Glückskind in Rostock, eine überragende Inszenierung!
Das Stück „Glückskind“, momentan gespielt im Rostocker Theater, das einen ungeheuren Auftrieb durch Sewan Latchinian bekommen hat, ist eine Romanadaptation des gleichnamigen Buches von Steven Uhly. Es handelt von einem Kind, dass von einer jungen Mutter in einer Plattensiedlung in eine Mülltonne geworfen wird. Dort findet es, noch lebend, der im Alkohol versunkende Hartz-VI er Hans, (sehr echt, sehr treffgenau, sehr berührend gespielt von Alexander Wulke). Er nimmt es an sich, nachdem er es angeschaut hat. Wie Grusche aus dem Kreidekreis kann er es nicht mehr liegen lassen, als er es einmal angeschaut hat. Das wird sehr berührend gestaltet: Erst lässt er den Deckel des Mülleimers wieder zufallen, geht weg, erstarrt, geht wieder zurück und rollt die Mülltonne hin und her wie eine Wiege. Dabei versinkt auch er in einem seltsamen Zustand von Lethargie. Das Schreien des Babys, wie bekommt man es weg, wie beruhigt man? Dann entschließt er sich in einer einzigen Bewegung das Bündel aus der Tonne und an sich zu nehmen.

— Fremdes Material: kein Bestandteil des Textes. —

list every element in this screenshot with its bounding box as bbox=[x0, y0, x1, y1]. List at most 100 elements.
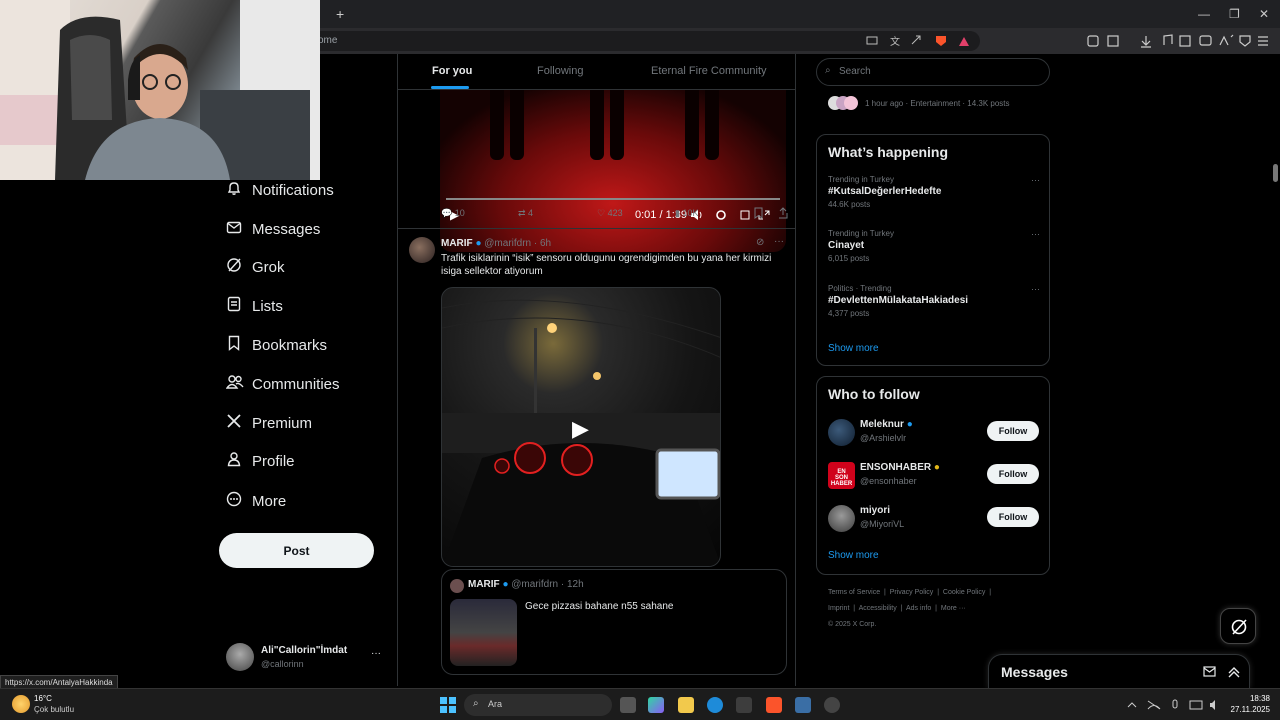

Es ist keine Puppe, ist nur ein Bündel, ein alter Pullover, zusammengeknüllt, das Publikum hält es aber für ein lebendes Wesen. Der arme Hans nennt das Kind Felicia: Die Glückliche. Auf seinem Gesicht sieht man, dass sie zuallererst ihn glücklich gemacht hat, denn sie hat sich von ihm trösten lassen. Durch ihn, der bisher nichts war und nichts galt. Sein Weg von einem sich in Hoffnungslosigkeit völlig ergebenden Menschen zu einem, der Verantwortung für ein Hilfloses übernimmt, wird minutiös aufgezeichnet und führt dazu, dass der Mann langsam wieder Teil der Welt wird, die ihn umgibt. Mehrsträngig werden soziale Schicksale anskizziert, die hochaktuell sind. Das hat fast dokumentarischen Charakter, verliert sich aber nie darin, bleibt doch auch spannendes Spiel. Dabei werden die Motive aller vorkommenden Personen mit großem sozialpsychologischen Geschick entfaltet, die Dialoge sind treffend und in allen Figuren gelingt der Regisseurin allgemein Typisches ohne zu vergröbern. Eine wunderschön ausgestaltete Tragikkomödie mit gut verdichteter Dramaturgie und sehr reduziertem Bühnenbild (gut aufs Wesentliche konzentriert: Mülleimer, verranzte Stehlampe, Plastikmüll und -tüten).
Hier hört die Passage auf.